New era for German igaming begins with State Treaty’s implementation

| By Conor Mulheir
Today (1 July) marks the launch of the legal online casino market in Germany, with the country’s State Treaty on Gambling (GlüNeuRStv) that was approved by German lawmakers last year.
Germany

Operators in the jurisdiction will now be able to offer poker and slot games online. Previously, sports betting was the only form of online gambling permitted in the country.

While table games can be offered, this will either be granted to the state lotteries as a monopoly. In states where the lotteries do not take up the option to offer table games, a number of licences, based on the number of casino licensees, will be issued.

The launch follows the Bundestag voting to approve a bill which set a controversial 5.3% tax on online slot and poker stakes.

Operators have criticised the tax rate, along with other elements of the nation’s online gambling regulation.

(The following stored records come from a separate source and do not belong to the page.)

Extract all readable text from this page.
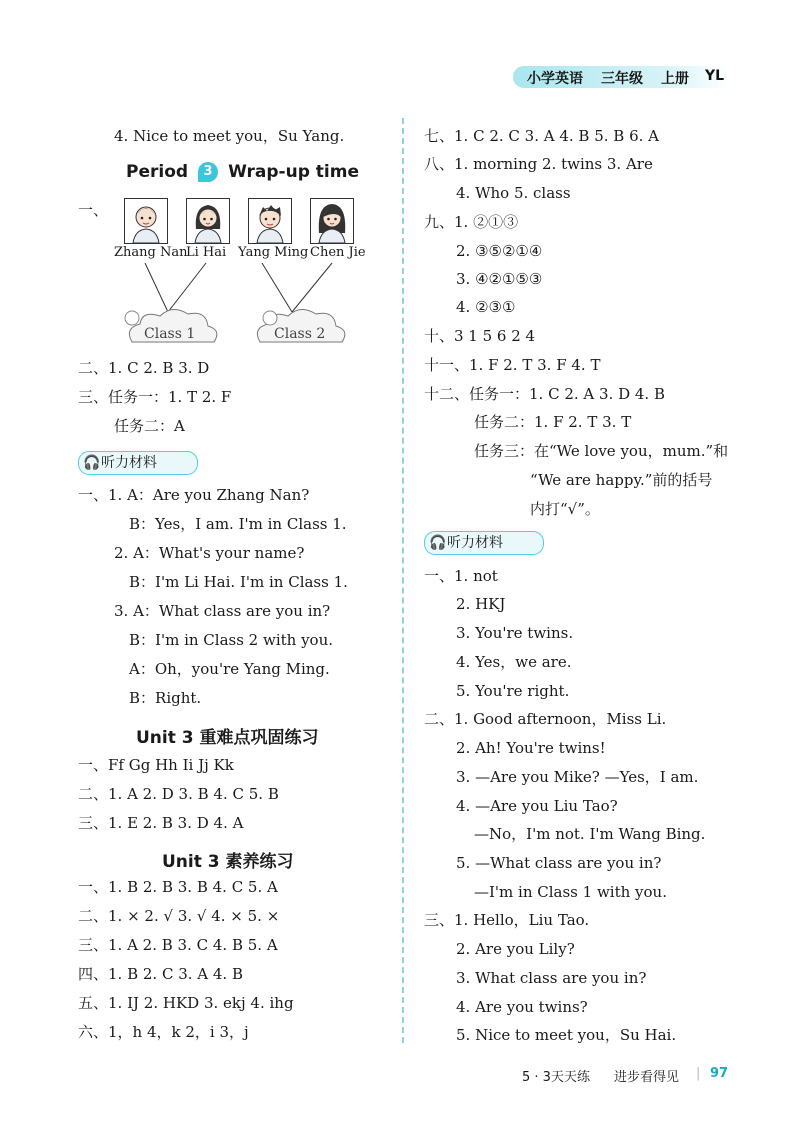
小学英语 三年级 上册 YL
4. Nice to meet you，Su Yang.
Period 3 Wrap-up time
一、
Zhang Nan
Li Hai Yang Ming Chen Jie
Class 1	Class 2
二、1. C 2. B 3. D
三、任务一：1. T 2. F
任务二：A
🎧听力材料
一、1. A：Are you Zhang Nan?
B：Yes，I am. I'm in Class 1.
2. A：What's your name?
B：I'm Li Hai. I'm in Class 1.
3. A：What class are you in?
B：I'm in Class 2 with you.
A：Oh，you're Yang Ming.
B：Right.
Unit 3 重难点巩固练习
一、Ff Gg Hh Ii Jj Kk
二、1. A 2. D 3. B 4. C 5. B
三、1. E 2. B 3. D 4. A
Unit 3 素养练习
一、1. B 2. B 3. B 4. C 5. A
二、1. × 2. √ 3. √ 4. × 5. ×
三、1. A 2. B 3. C 4. B 5. A
四、1. B 2. C 3. A 4. B
五、1. IJ 2. HKD 3. ekj 4. ihg
六、1，h 4，k 2，i 3，j
七、1. C 2. C 3. A 4. B 5. B 6. A
八、1. morning 2. twins 3. Are
4. Who 5. class
九、1. ②①③
2. ③⑤②①④
3. ④②①⑤③
4. ②③①
十、3 1 5 6 2 4
十一、1. F 2. T 3. F 4. T
十二、任务一：1. C 2. A 3. D 4. B
任务二：1. F 2. T 3. T
任务三：在“We love you，mum.”和
“We are happy.”前的括号
内打“√”。
🎧听力材料
一、1. not
2. HKJ
3. You're twins.
4. Yes，we are.
5. You're right.
二、1. Good afternoon，Miss Li.
2. Ah! You're twins!
3. —Are you Mike? —Yes，I am.
4. —Are you Liu Tao?
—No，I'm not. I'm Wang Bing.
5. —What class are you in?
—I'm in Class 1 with you.
三、1. Hello，Liu Tao.
2. Are you Lily?
3. What class are you in?
4. Are you twins?
5. Nice to meet you，Su Hai.
5 · 3天天练 进步看得见 | 97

Germany’s sports betting association, the Deutsche Sportwettenverband (DSWV), argued that the tax rate would “jeopardise the success of the new gambling regulation in Germany.”

Yesterday, the association put out a further statement, calling on the country’s authorities to clamp down on unlicensed brands as the regulations are introduced.

DSWV said the regulation, including policies such as the tax rate on turnover, a €1,000 per month spending cap and a €1 per spin stake cap on slot games, would create unattractive framework conditions for licensed operators.

It therefore called upon the German authorities to clamp down on offshore competitors with rigorous sanctions, in order to deter them from continuing to target customers.

The association said it was concerned that the legislation’s promotion of safe and responsible gambling, which its members also support, could be beneficial to those companies seeking to operate outside the new rules and avoid heavy compliance costs.

Today, compliance and anti-money laundering (AML) service provider Kerberos said the regulation creates legal certainty in the German market, but that the fight against money laundering will need to become more digital and data-based.

The company’s director, Christian Tsambikakis, said that now the GlüNeuRStV has come into effect, “legal and illegal offers can now be clearly separated, and the fight against illegal providers can be carried out much more effectively.”

“This is also urgently necessary,” he continued, “because money laundering prevention [in the unlicensed gaming market] is practically non-existent, especially with illegal gaming providers based in so-called ‘tax havens’.”

Yesterday, prior to the market’s opening, secondary lottery operator Lottoland applied for permission to operate across Germany, where it currently offers its products under a Malta Gaming Authority (MGA) licence.

“We would like to expand our offer in Germany and enable players of legal age to participate responsibly in legal gaming offers under the new framework conditions with German player protection standards,” said Magnus von Zitzewitz, managing director of Lottoland Germany.

However, lottery betting operators have previously come under fire from Germany’s lottery operators, represented by the Deutscher Lotto- und Totoblock (DLTB), which criticised Lottoland when it sought to gain a lottery licence in Germany in 2017.